Читать книгу «Скатерть английской королевы» онлайн полностью📖 — Михаила Бару — MyBook.

Вернемся наконец в Скопин второй половины девятнадцатого века. Вот что пишет Салтыков-Щедрин о Скопине в своих «Письмах о провинции»: «Те же бревенчатые домики, покрытые соломой, тот же навоз, те же покачнувшиеся столбы, и вдруг ряд каких-то странных построек, не то будок, не то шалашей. Это центр города, это средоточие его торговли. Тут вы можете во всякое время найти веревку, несколько аршин ситцу, заржавевшую от времени колбасу, связку окаменелых баранок, пару лаптей и проч. …Едва вы въехали в город, как уже видите конец его…» Во многом, как утверждают местные краеведы, Скопин явился прообразом города Глупова. С одной стороны, оно, конечно, лестно, а с другой…

И все же постепенно Скопин все более и более становился городом. Скопинцы, хоть и держали еще в домах скотину, но уже в гораздо меньших количествах. Помните две десятых коровы и четыре десятых свиньи на каждого жителя города? Так вот, к 1868 году их стало гораздо меньше – всего по три сотых коровы и две сотых свиньи соответственно. На весь город приходилось четыреста коров и двести пятьдесят свиней. Это, считай, почти что ничего – по одному коровьему уху и свиному пятачку на каждого. На самом деле, в этой шутке лишь доля шутки. Печальной, кстати сказать. Оборотистые скопинские купцы арендовали в соседней Тамбовской губернии обширные луга, на которых разводили и растили принадлежащий им скот. Как только этот скот достигал молочной и мясной спелости – так его немедля гнали в Скопин, где он отдыхал, отъедался после дороги и шел уже дальше, в Москву. Кто своими ногами, а кто уже в виде разделанных туш. В самом городе мясо стоило дорого. Там все было по большим, как мы сказали бы теперь, московским ценам – аукнулись скопинцам шальные рыковские деньги. Были-то они, конечно, далеко не у всех, но аукнулись всем.

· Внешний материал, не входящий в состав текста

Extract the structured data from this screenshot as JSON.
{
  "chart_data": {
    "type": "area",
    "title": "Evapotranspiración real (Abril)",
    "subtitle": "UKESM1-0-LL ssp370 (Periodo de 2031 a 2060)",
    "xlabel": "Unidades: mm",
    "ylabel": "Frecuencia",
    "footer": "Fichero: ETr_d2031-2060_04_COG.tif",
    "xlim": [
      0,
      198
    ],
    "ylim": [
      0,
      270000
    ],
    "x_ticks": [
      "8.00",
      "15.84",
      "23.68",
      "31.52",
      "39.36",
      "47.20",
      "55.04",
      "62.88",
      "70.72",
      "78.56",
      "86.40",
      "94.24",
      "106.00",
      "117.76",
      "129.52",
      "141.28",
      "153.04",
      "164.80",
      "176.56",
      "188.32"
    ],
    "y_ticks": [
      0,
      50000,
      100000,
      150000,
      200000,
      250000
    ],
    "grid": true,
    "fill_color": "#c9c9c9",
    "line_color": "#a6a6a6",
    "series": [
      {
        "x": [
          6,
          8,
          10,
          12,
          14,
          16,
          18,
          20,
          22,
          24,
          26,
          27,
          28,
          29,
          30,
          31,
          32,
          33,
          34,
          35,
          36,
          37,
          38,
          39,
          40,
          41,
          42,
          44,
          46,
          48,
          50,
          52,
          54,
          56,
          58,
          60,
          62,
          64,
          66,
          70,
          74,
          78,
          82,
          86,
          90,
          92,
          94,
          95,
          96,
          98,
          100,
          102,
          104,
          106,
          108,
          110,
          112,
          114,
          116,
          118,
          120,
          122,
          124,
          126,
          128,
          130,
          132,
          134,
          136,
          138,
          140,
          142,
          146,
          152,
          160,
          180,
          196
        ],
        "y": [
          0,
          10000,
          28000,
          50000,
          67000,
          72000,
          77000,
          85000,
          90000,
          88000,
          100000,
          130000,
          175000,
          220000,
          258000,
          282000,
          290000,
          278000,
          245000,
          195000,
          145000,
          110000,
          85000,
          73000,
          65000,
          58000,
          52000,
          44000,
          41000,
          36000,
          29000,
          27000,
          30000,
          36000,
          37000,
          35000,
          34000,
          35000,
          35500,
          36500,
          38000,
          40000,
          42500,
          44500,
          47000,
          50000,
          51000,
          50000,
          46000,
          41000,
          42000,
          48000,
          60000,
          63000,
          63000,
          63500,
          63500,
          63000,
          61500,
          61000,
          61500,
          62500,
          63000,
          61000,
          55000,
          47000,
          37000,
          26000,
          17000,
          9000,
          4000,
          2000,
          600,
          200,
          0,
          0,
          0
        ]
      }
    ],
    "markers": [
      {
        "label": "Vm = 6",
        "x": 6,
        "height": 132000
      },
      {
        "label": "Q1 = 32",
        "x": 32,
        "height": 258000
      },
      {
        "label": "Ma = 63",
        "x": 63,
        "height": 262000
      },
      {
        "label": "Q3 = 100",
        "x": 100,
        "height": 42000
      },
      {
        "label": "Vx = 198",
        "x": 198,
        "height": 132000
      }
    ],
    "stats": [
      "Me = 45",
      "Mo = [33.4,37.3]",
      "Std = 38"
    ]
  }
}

Зато количество живописцев возросло с двух до семи. Одних портных в городе стало почти семь десятков и даже появились модистки. Скопинские ремесленники и всегда-то были мастера на все руки, а тут еще и освоили огранку алмазов для резки стекла. Купцы, которых в городе было уже семьсот, почти все записывались во вторую и в третью гильдии и налоги платили соответственно, а сами проводили торговые операции на миллионы, как первогильдейские. Честно говоря, про остальные ремесла и местную промышленность рассказывать не очень интересно – ну кожевенные заводики, ну салотопенные, ну мыловаренные, ну маслобойни, ну крупорушки, ну подковы с ухватами, ну кружева на коклюшках… У купца Брежнева на его кожевенном заводе была механическая толчея. Зачем, спрашивается, я вам буду рассказывать про механическую толчею, когда вы и ручной, поди, ни разу в жизни не видели. Да и я, признаться, тоже. Фамилия Брежнев определенно мне и вам тоже знакома, но механическая толчея…32 Кстати, у купца Барабанова тоже была… Да вы не спите, не спите! Читайте дальше.

В последней четверти девятнадцатого века в окрестностях Скопина началась интенсивная разработка месторождений бурого угля. Уголь нашли здесь гораздо раньше, но теперь, когда уезд пересекли Сызрано-Вяземская и Рязано-Уральская железные дороги, вывозить его стало гораздо удобнее. Быстро подтянулись в эти места бельгийские и французские промышленники, и к концу века в уезде уже работало около двадцати шахт, принадлежавших франко-бельгийскому акционерному обществу Макса Ганкара. Не хотелось вспоминать, но из песни слов не выкинешь, с угольными шахтами была связана и очередная афера Рыкова. Он организовал «Общество каменноугольной промышленности московского бассейна», даже закупил какое-то оборудование, развернул широкую рекламную кампанию, его агенты на бирже продавали и покупали сами у себя акции этого треста, который вот-вот лопнет, добился от министра финансов разрешения на прием акций своего общества по цене семьдесят пять рублей за сто… Короче говоря, стоило это вкладчикам банка потерянный безвозвратно миллион рублей.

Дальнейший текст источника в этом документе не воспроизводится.